Title VII makes it an unlawful employment practice for an employer to fail or refuse to hire or to discharge any individual, or otherwise discriminate against any individual with respect to his compensation, terms, conditions, or privileges of employment, because of such individual’s race, color, religion, sex, or national origin. See Bass v. Board of County Com’rs, Orange County, Fla., 256 F.3d 1095, 1103 (11th Cir.2001); see also 42 U.S.C. § 2000e-2(a).

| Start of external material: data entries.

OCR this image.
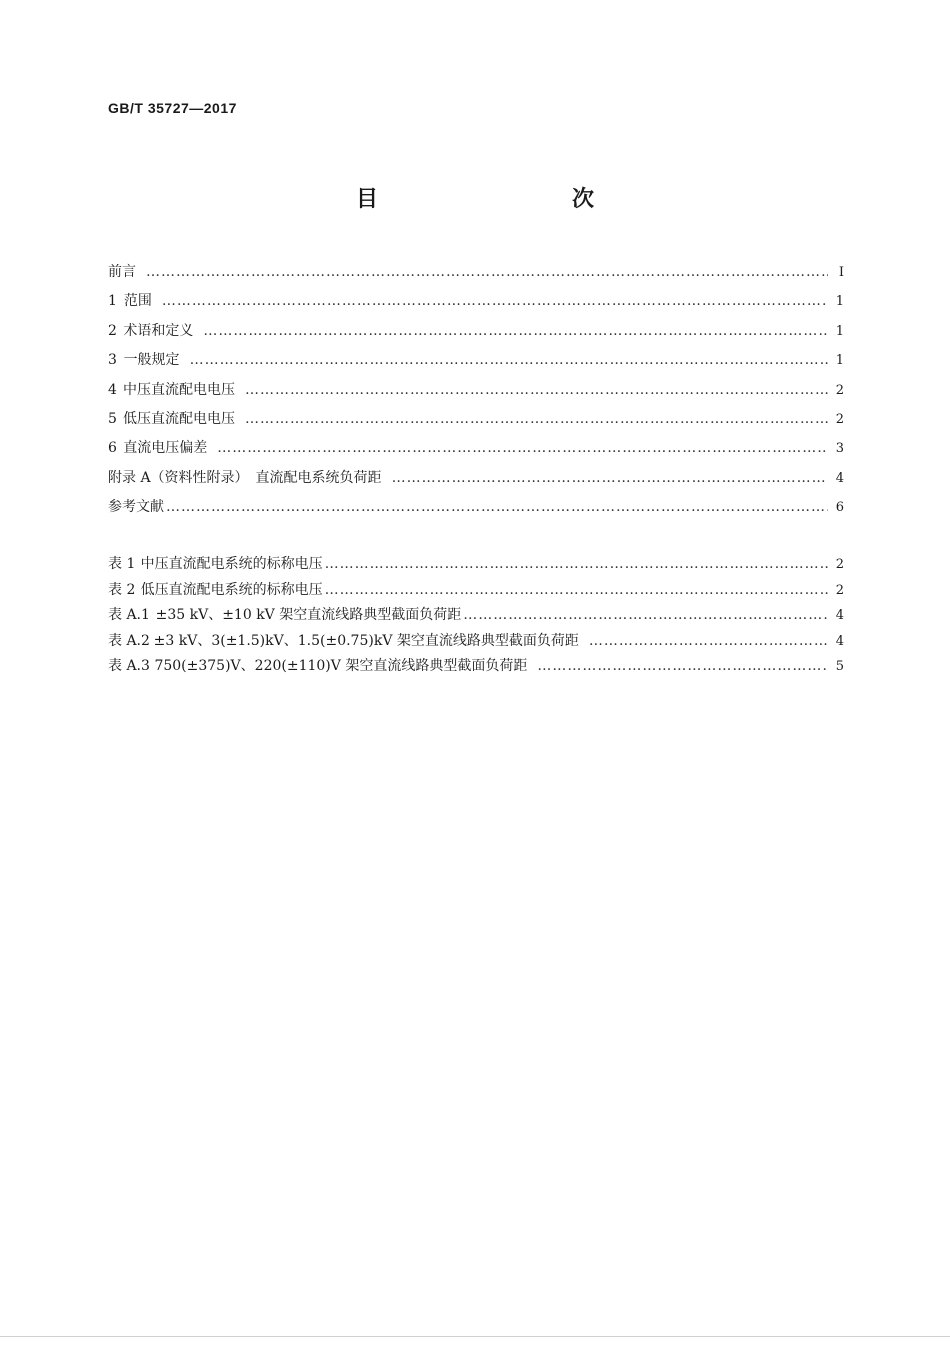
GB/T 35727—2017
目　　次
前言 ……………………………………………………………………………………………………………………………………………………………………………………………………………	Ⅰ
1 范围 ……………………………………………………………………………………………………………………………………………………………………………………………………………	1
2 术语和定义 ……………………………………………………………………………………………………………………………………………………………………………………………………………	1
3 一般规定 ……………………………………………………………………………………………………………………………………………………………………………………………………………	1
4 中压直流配电电压 ……………………………………………………………………………………………………………………………………………………………………………………………………………	2
5 低压直流配电电压 ……………………………………………………………………………………………………………………………………………………………………………………………………………	2
6 直流电压偏差 ……………………………………………………………………………………………………………………………………………………………………………………………………………	3
附录 A（资料性附录）　直流配电系统负荷距 ……………………………………………………………………………………………………………………………………………………………………………………………………………	4
参考文献 ……………………………………………………………………………………………………………………………………………………………………………………………………………	6
表 1 中压直流配电系统的标称电压 ……………………………………………………………………………………………………………………………………………………………………………………………………………	2
表 2 低压直流配电系统的标称电压 ……………………………………………………………………………………………………………………………………………………………………………………………………………	2
表 A.1 ±35 kV、±10 kV 架空直流线路典型截面负荷距 ……………………………………………………………………………………………………………………………………………………………………………………………………………	4
表 A.2 ±3 kV、3(±1.5)kV、1.5(±0.75)kV 架空直流线路典型截面负荷距 ……………………………………………………………………………………………………………………………………………………………………………………………………………	4
表 A.3 750(±375)V、220(±110)V 架空直流线路典型截面负荷距 ……………………………………………………………………………………………………………………………………………………………………………………………………………	5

“In order to prove discriminatory treatment in violation of Title VII, a plaintiff must first establish a prima facie case of discrimination.” Coutu v. Martin County Bd. of County Comm’rs, 47 F.3d 1068, 1073 (11th Cir.1995). We have stressed that courts should avoid a strict formulation of the elements of a prima facie case. See Carter v. City of Miami, 870 F.2d 578, 583 (11th Cir.1989). Absent direct evidence of discrimination, a plaintiff in a termination case can establish a prima facie case by showing that: (1) he is a member of a protected class; (2) he was subject to an adverse employment action; (3) he was qualified for the position held; (4) and he was replaced or treated less favorably than someone similarly situated outside of his protected class. Knight v. Baptist Hosp. of Miami, Inc., 330 F.3d 1313, 1316 (11th Cir.2003).

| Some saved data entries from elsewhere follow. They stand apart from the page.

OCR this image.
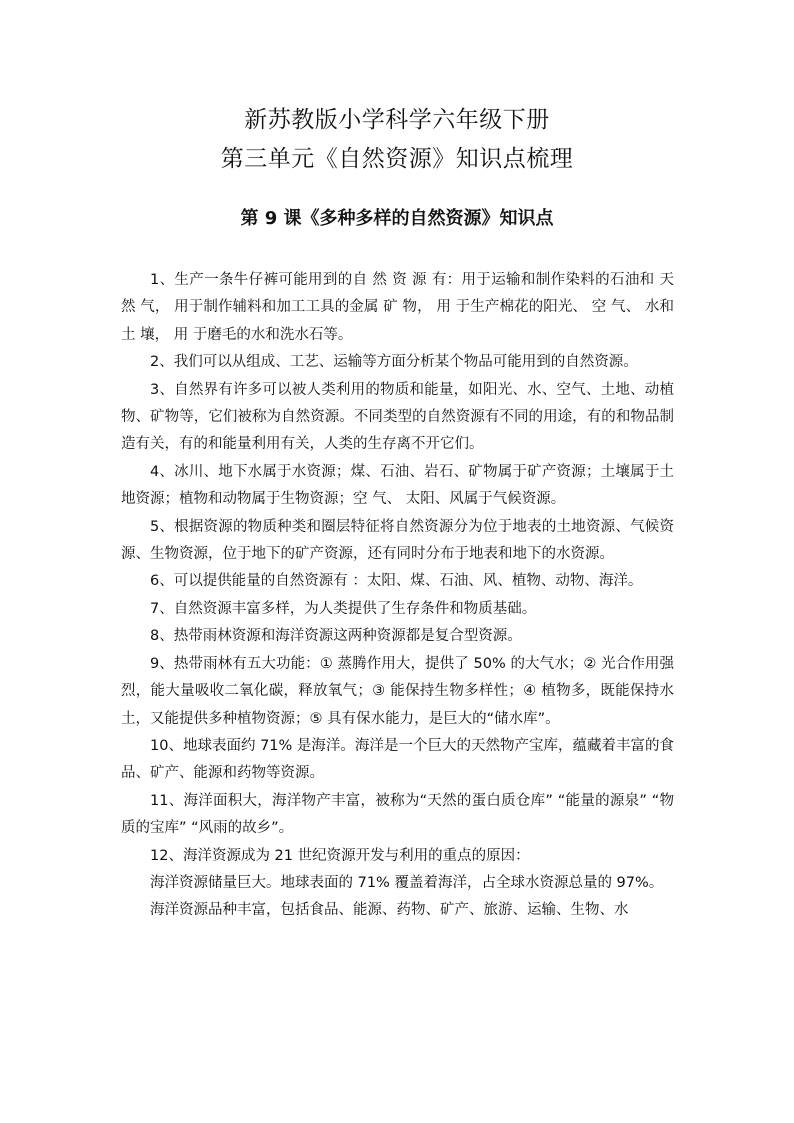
新苏教版小学科学六年级下册
第三单元《自然资源》知识点梳理
第 9 课《多种多样的自然资源》知识点

1、生产一条牛仔裤可能用到的自 然 资 源 有：用于运输和制作染料的石油和 天 然 气， 用于制作辅料和加工工具的金属 矿 物， 用 于生产棉花的阳光、 空 气、 水和 土 壤， 用 于磨毛的水和洗水石等。

2、我们可以从组成、工艺、运输等方面分析某个物品可能用到的自然资源。

3、自然界有许多可以被人类利用的物质和能量，如阳光、水、空气、土地、动植物、矿物等，它们被称为自然资源。不同类型的自然资源有不同的用途，有的和物品制造有关，有的和能量利用有关，人类的生存离不开它们。

4、冰川、地下水属于水资源；煤、石油、岩石、矿物属于矿产资源；土壤属于土地资源；植物和动物属于生物资源；空 气、 太阳、风属于气候资源。

5、根据资源的物质种类和圈层特征将自然资源分为位于地表的土地资源、气候资源、生物资源，位于地下的矿产资源，还有同时分布于地表和地下的水资源。

6、可以提供能量的自然资源有 ：太阳、煤、石油、风、植物、动物、海洋。

7、自然资源丰富多样，为人类提供了生存条件和物质基础。

8、热带雨林资源和海洋资源这两种资源都是复合型资源。

9、热带雨林有五大功能：① 蒸腾作用大，提供了 50% 的大气水；② 光合作用强烈，能大量吸收二氧化碳，释放氧气；③ 能保持生物多样性；④ 植物多，既能保持水土，又能提供多种植物资源；⑤ 具有保水能力，是巨大的“储水库”。

10、地球表面约 71% 是海洋。海洋是一个巨大的天然物产宝库，蕴藏着丰富的食品、矿产、能源和药物等资源。

11、海洋面积大，海洋物产丰富，被称为“天然的蛋白质仓库” “能量的源泉” “物质的宝库” “风雨的故乡”。

12、海洋资源成为 21 世纪资源开发与利用的重点的原因：

海洋资源储量巨大。地球表面的 71% 覆盖着海洋，占全球水资源总量的 97%。

海洋资源品种丰富，包括食品、能源、药物、矿产、旅游、运输、生物、水
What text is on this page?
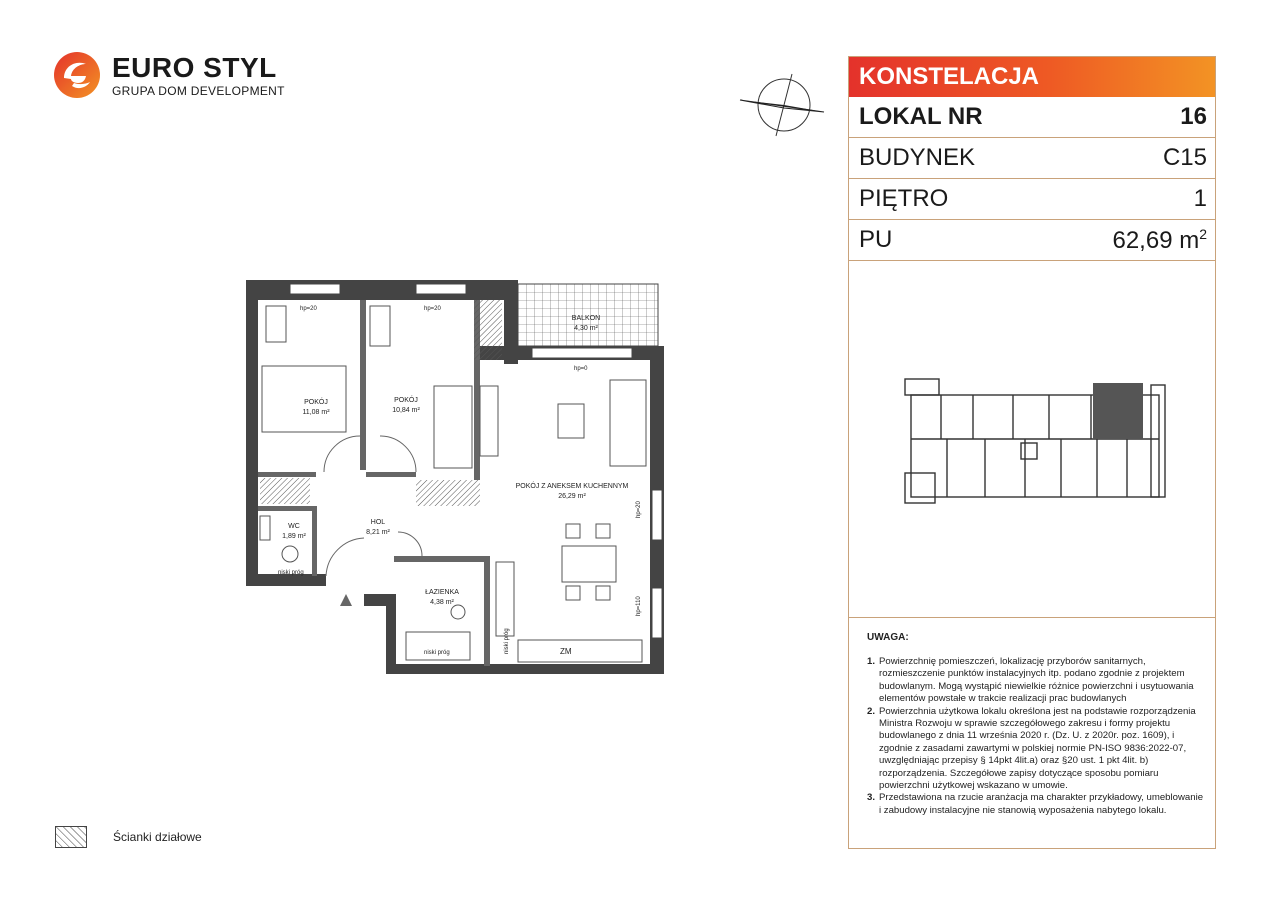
EURO STYL
GRUPA DOM DEVELOPMENT
POKÓJ
11,08 m²
POKÓJ
10,84 m²
POKÓJ Z ANEKSEM KUCHENNYM
26,29 m²
BALKON
4,30 m²
WC
1,89 m²
HOL
8,21 m²
ŁAZIENKA
4,38 m²
hp=20	hp=20
hp=0
hp=20
hp=110
niski próg
niski próg	niski próg	ZM
KONSTELACJA
LOKAL NR	16
BUDYNEK	C15
PIĘTRO	1
PU	62,69 $m^2$
UWAGA:
1. Powierzchnię pomieszczeń, lokalizację przyborów sanitarnych, rozmieszczenie punktów instalacyjnych itp. podano zgodnie z projektem budowlanym. Mogą wystąpić niewielkie różnice powierzchni i usytuowania elementów powstałe w trakcie realizacji prac budowlanych
2. Powierzchnia użytkowa lokalu określona jest na podstawie rozporządzenia Ministra Rozwoju w sprawie szczegółowego zakresu i formy projektu budowlanego z dnia 11 września 2020 r. (Dz. U. z 2020r. poz. 1609), i zgodnie z zasadami zawartymi w polskiej normie PN-ISO 9836:2022-07, uwzględniając przepisy § 14pkt 4lit.a) oraz §20 ust. 1 pkt 4lit. b) rozporządzenia. Szczegółowe zapisy dotyczące sposobu pomiaru powierzchni użytkowej wskazano w umowie.
3. Przedstawiona na rzucie aranżacja ma charakter przykładowy, umeblowanie i zabudowy instalacyjne nie stanowią wyposażenia nabytego lokalu.
Ścianki działowe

“To show that employees are similarly situated, the plaintiff must show that the employees are similarly situated in all relevant respects ... it is necessary to consider whether the employees are involved in or accused of the same or similar conduct and are disciplined in different ways.” Knight, 330 F.3d at 1316. An employee who committed multiple infractions is not similarly situated to an employee who committed one infraction. Silvera v. Orange County School Bd., 244 F.3d 1253, 1259 (11th Cir.2001).

“A prima facie case of discrimination raises the inference that discriminatory intent motivated the adverse employment action.” Coutu, 47 F.3d at 1073. “The employer may rebut this inference by ‘clearly articulating in a reasonably specific manner a legitimate non-discriminatory reason’ for the adverse action.” Id. quoting Conner v. Fort Gordon Bus Co., 761 F.2d 1495, 1499 (11th Cir.1985). “The heart of the pretext inquiry is not whether the employee agrees with the reasons that the employer gives for the discharge, but whether the employer really was motivated by those reasons.” Standard v. A.B.E.L. Servs., Inc., 161 F.3d 1318, 1333 (11th Cir.1998). “Once the employer satisfies this burden of production, the plaintiff then has the burden of persuading the court that the proffered reason is a pretext for the true discriminatory reason.” Coutu, 47 F.3d at 1073. “If the plaintiff does not proffer sufficient evidence to create a genuine issue of material fact regarding whether each of the defendant employer’s articulated reasons is pretextual, the employer is entitled to summary judgment on the plaintiffs claim.” Chapman v. AI Transp., 229 F.3d 1012, 1024, 1025 (11th Cir.2000) (en banc).

Upon review of the record and upon consideration of the parties’ briefs, we find no reversible error.

The district court did not err in granting summary judgment for EESI because Abbes did not present a prima facie case of national origin discrimination. EESI concedes that Abbes, a Tunisian, is a member of a protected class and that he was terminated. Further, Abbes was qualified for an engineering position with EESI.